7.5The Committee notes that the complainant claims that he had been kidnapped twice by the Taliban in the past, subjected to physical abuse, including of a sexual nature, and that the Taliban had asked him to participate in jihad. He also claimed that he would face a personal and real risk of being subjected to torture or other inhuman or degrading treatment by the Taliban if returned to Afghanistan. The Committee also notes the State party’s submission that the Danish Appeals Board found that complainant had failed to substantiate his grounds for seeking asylum as his statements regarding the kidnappings had been inconsistent and elaborative, that it considered it unlikely that the Taliban would have subjected the complainant to torture and sexual abuse during the entire detention of 22 days if, as he had stated, he had accepted to participate in jihad from the beginning and that the Taliban had nevertheless released the complainant against payment of ransom.

7.6The Committee notes the complainant’s claims that the State party failed to carry out an independent medical assessment of his allegations of abuse and torture. It also notes the State party’s response that such an examination was not relevant because, whatever its outcome, it could not serve to prove that the complainant had been subjected to abuse specifically by the Taliban. In particular, the Committee takes into account the State party’s allegations of inconsistency in the complainant and his spouse’s statements about the scope of the injuries suffered by the complainant as a consequence of the abuse, and the State party’s overall lack of credibility of the complainant’s story, in particular as regards the purpose of kidnapping and whether it was the Taliban who had kidnapped the complainant and subjected him to abuse in connection with that purpose.

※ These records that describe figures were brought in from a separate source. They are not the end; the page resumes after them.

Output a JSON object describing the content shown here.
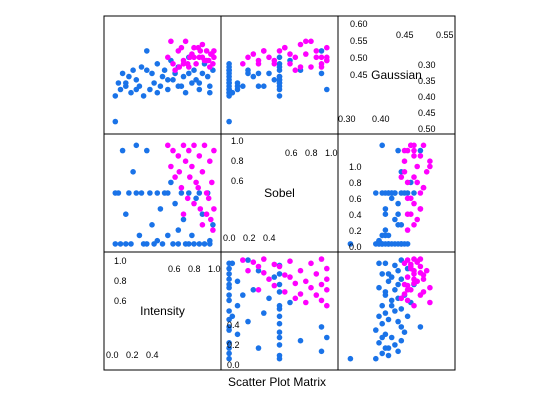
{
  "chart_data": {
    "type": "scatter",
    "title": "",
    "xlabel": "Scatter Plot Matrix",
    "variables": [
      "Intensity",
      "Sobel",
      "Gaussian"
    ],
    "ranges": {
      "Intensity": [
        0.0,
        1.0
      ],
      "Sobel": [
        0.0,
        1.0
      ],
      "Gaussian": [
        0.28,
        0.61
      ]
    },
    "panel_ticks": {
      "gaussian_upper": [
        "0.45",
        "0.50",
        "0.55",
        "0.60"
      ],
      "gaussian_top": [
        "0.45",
        "0.55"
      ],
      "gaussian_right": [
        "0.30",
        "0.35",
        "0.40",
        "0.45",
        "0.50"
      ],
      "gaussian_bottom": [
        "0.30",
        "0.40"
      ],
      "sobel_upper": [
        "0.6",
        "0.8",
        "1.0"
      ],
      "sobel_top": [
        "0.6",
        "0.8",
        "1.0"
      ],
      "sobel_lower": [
        "0.6",
        "0.8",
        "1.0"
      ],
      "sobel_bottom": [
        "0.0",
        "0.2",
        "0.4"
      ],
      "intensity_upper": [
        "0.6",
        "0.8",
        "1.0"
      ],
      "intensity_top": [
        "0.6",
        "0.8",
        "1.0"
      ],
      "intensity_lower": [
        "0.6",
        "0.8",
        "1.0"
      ],
      "intensity_bottom": [
        "0.0",
        "0.2",
        "0.4"
      ],
      "side_left_1": [
        "0.0",
        "0.2",
        "0.4"
      ],
      "side_left_2": [
        "0.0",
        "0.2",
        "0.4"
      ]
    },
    "side_ticks": {
      "panel_1_1_left": [
        "0.0",
        "0.2",
        "0.4",
        "0.6",
        "0.8",
        "1.0"
      ],
      "panel_1_2_right": [
        "0.0",
        "0.2",
        "0.4"
      ],
      "panel_2_0_left": [
        "0.0",
        "0.2",
        "0.4"
      ]
    },
    "grid": false,
    "legend": "none",
    "colors": {
      "group_a": "#1a73e8",
      "group_b": "#ff00ff"
    },
    "series": [
      {
        "group": "group_a",
        "points": [
          [
            0.05,
            0.02,
            0.3
          ],
          [
            0.08,
            0.5,
            0.42
          ],
          [
            0.1,
            0.02,
            0.4
          ],
          [
            0.12,
            0.9,
            0.45
          ],
          [
            0.15,
            0.3,
            0.41
          ],
          [
            0.18,
            0.5,
            0.44
          ],
          [
            0.2,
            0.02,
            0.39
          ],
          [
            0.22,
            0.7,
            0.46
          ],
          [
            0.25,
            0.5,
            0.43
          ],
          [
            0.28,
            0.1,
            0.41
          ],
          [
            0.3,
            0.5,
            0.47
          ],
          [
            0.32,
            0.02,
            0.38
          ],
          [
            0.35,
            0.9,
            0.52
          ],
          [
            0.38,
            0.5,
            0.4
          ],
          [
            0.4,
            0.2,
            0.45
          ],
          [
            0.42,
            0.02,
            0.42
          ],
          [
            0.45,
            0.5,
            0.48
          ],
          [
            0.48,
            0.35,
            0.41
          ],
          [
            0.5,
            0.02,
            0.44
          ],
          [
            0.52,
            0.5,
            0.46
          ],
          [
            0.55,
            0.1,
            0.4
          ],
          [
            0.58,
            0.6,
            0.49
          ],
          [
            0.6,
            0.02,
            0.43
          ],
          [
            0.62,
            0.4,
            0.45
          ],
          [
            0.65,
            0.02,
            0.47
          ],
          [
            0.68,
            0.5,
            0.41
          ],
          [
            0.7,
            0.25,
            0.44
          ],
          [
            0.72,
            0.02,
            0.39
          ],
          [
            0.75,
            0.5,
            0.5
          ],
          [
            0.78,
            0.1,
            0.42
          ],
          [
            0.8,
            0.02,
            0.46
          ],
          [
            0.82,
            0.45,
            0.43
          ],
          [
            0.85,
            0.02,
            0.4
          ],
          [
            0.88,
            0.3,
            0.45
          ],
          [
            0.9,
            0.02,
            0.48
          ],
          [
            0.93,
            0.5,
            0.44
          ],
          [
            0.95,
            0.02,
            0.41
          ],
          [
            0.98,
            0.2,
            0.46
          ],
          [
            0.05,
            0.5,
            0.38
          ],
          [
            0.15,
            0.02,
            0.42
          ],
          [
            0.25,
            0.95,
            0.4
          ],
          [
            0.35,
            0.02,
            0.46
          ],
          [
            0.45,
            0.05,
            0.39
          ],
          [
            0.55,
            0.5,
            0.43
          ],
          [
            0.65,
            0.15,
            0.41
          ],
          [
            0.75,
            0.02,
            0.45
          ],
          [
            0.85,
            0.5,
            0.42
          ],
          [
            0.95,
            0.05,
            0.39
          ]
        ]
      },
      {
        "group": "group_b",
        "points": [
          [
            0.55,
            0.95,
            0.5
          ],
          [
            0.6,
            0.9,
            0.48
          ],
          [
            0.65,
            0.85,
            0.52
          ],
          [
            0.7,
            0.95,
            0.49
          ],
          [
            0.72,
            0.8,
            0.55
          ],
          [
            0.75,
            0.9,
            0.47
          ],
          [
            0.78,
            0.75,
            0.51
          ],
          [
            0.8,
            0.95,
            0.53
          ],
          [
            0.82,
            0.6,
            0.48
          ],
          [
            0.85,
            0.85,
            0.5
          ],
          [
            0.88,
            0.7,
            0.54
          ],
          [
            0.9,
            0.95,
            0.49
          ],
          [
            0.92,
            0.5,
            0.52
          ],
          [
            0.95,
            0.8,
            0.47
          ],
          [
            0.97,
            0.6,
            0.51
          ],
          [
            0.99,
            0.9,
            0.5
          ],
          [
            0.62,
            0.65,
            0.46
          ],
          [
            0.68,
            0.55,
            0.53
          ],
          [
            0.74,
            0.45,
            0.48
          ],
          [
            0.8,
            0.4,
            0.5
          ],
          [
            0.86,
            0.35,
            0.52
          ],
          [
            0.92,
            0.3,
            0.49
          ],
          [
            0.96,
            0.25,
            0.51
          ],
          [
            0.98,
            0.15,
            0.48
          ],
          [
            0.58,
            0.75,
            0.55
          ],
          [
            0.66,
            0.7,
            0.47
          ],
          [
            0.76,
            0.65,
            0.5
          ],
          [
            0.84,
            0.55,
            0.53
          ],
          [
            0.94,
            0.45,
            0.49
          ],
          [
            0.99,
            0.35,
            0.52
          ],
          [
            0.7,
            0.3,
            0.48
          ],
          [
            0.88,
            0.2,
            0.5
          ]
        ]
      }
    ]
  }
}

7.7The Committee observes that, even assuming that the complainant had been tortured, the alleged instances of torture did not occur in the recent past and the question is whether he currently runs a risk of torture if returned to Afghanistan. It does not necessarily follow that, several years after the alleged events occurred, he would still be at risk of being subjected to torture if returned to his country of origin. The Committee also observes that the complainant has not adduced any evidence that the Afghan authorities or his alleged torturers had been looking for him in the recent past.

7.8The Committee notes the complainant’s claim that he would risk being subjected to torture if deported to Afghanistan, because the Taliban would again attempt to recruit him for their cause. The Committee also notes the State party’s submission that it cannot be found as a fact that the complainant had been kidnapped by the Taliban and that it perceives the kidnapping as an isolated criminal act. The Committee observes that no material in the file allows it to establish that the complainant had been subjected to torture by State authorities or that the complainant would be unable to obtain the protection of the Afghan authorities against the risk of torture, over six years after the alleged abuse and torture occurred.

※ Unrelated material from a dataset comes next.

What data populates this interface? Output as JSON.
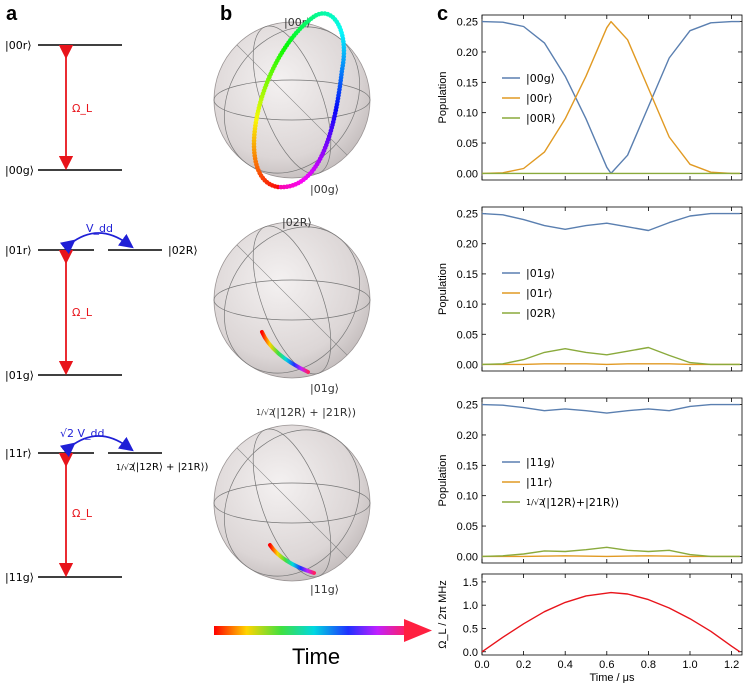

7.9The Committee recalls its general comment No. 1, according to which the burden of presenting an arguable case lies with the author of a communication. In the Committee’s opinion, the complainant has not discharged that burden of proof. Further, the complainant has not demonstrated that the authorities of the State party, in this case, Denmark, failed to conduct a proper investigation into his allegations.

8. The Committee therefore concludes that the complainant has not adduced sufficient grounds to enable it to believe that he would run a real, foreseeable, personal and present risk of being subjected to torture upon return to Afghanistan.

9.The Committee against Torture, acting under article 22 (7) of the Convention against Torture and Other Cruel, Inhuman or Degrading Treatment or Punishment, concludes that the complainant’s removal to Afghanistan by the State party would not constitute a breach of article 3 of the Convention.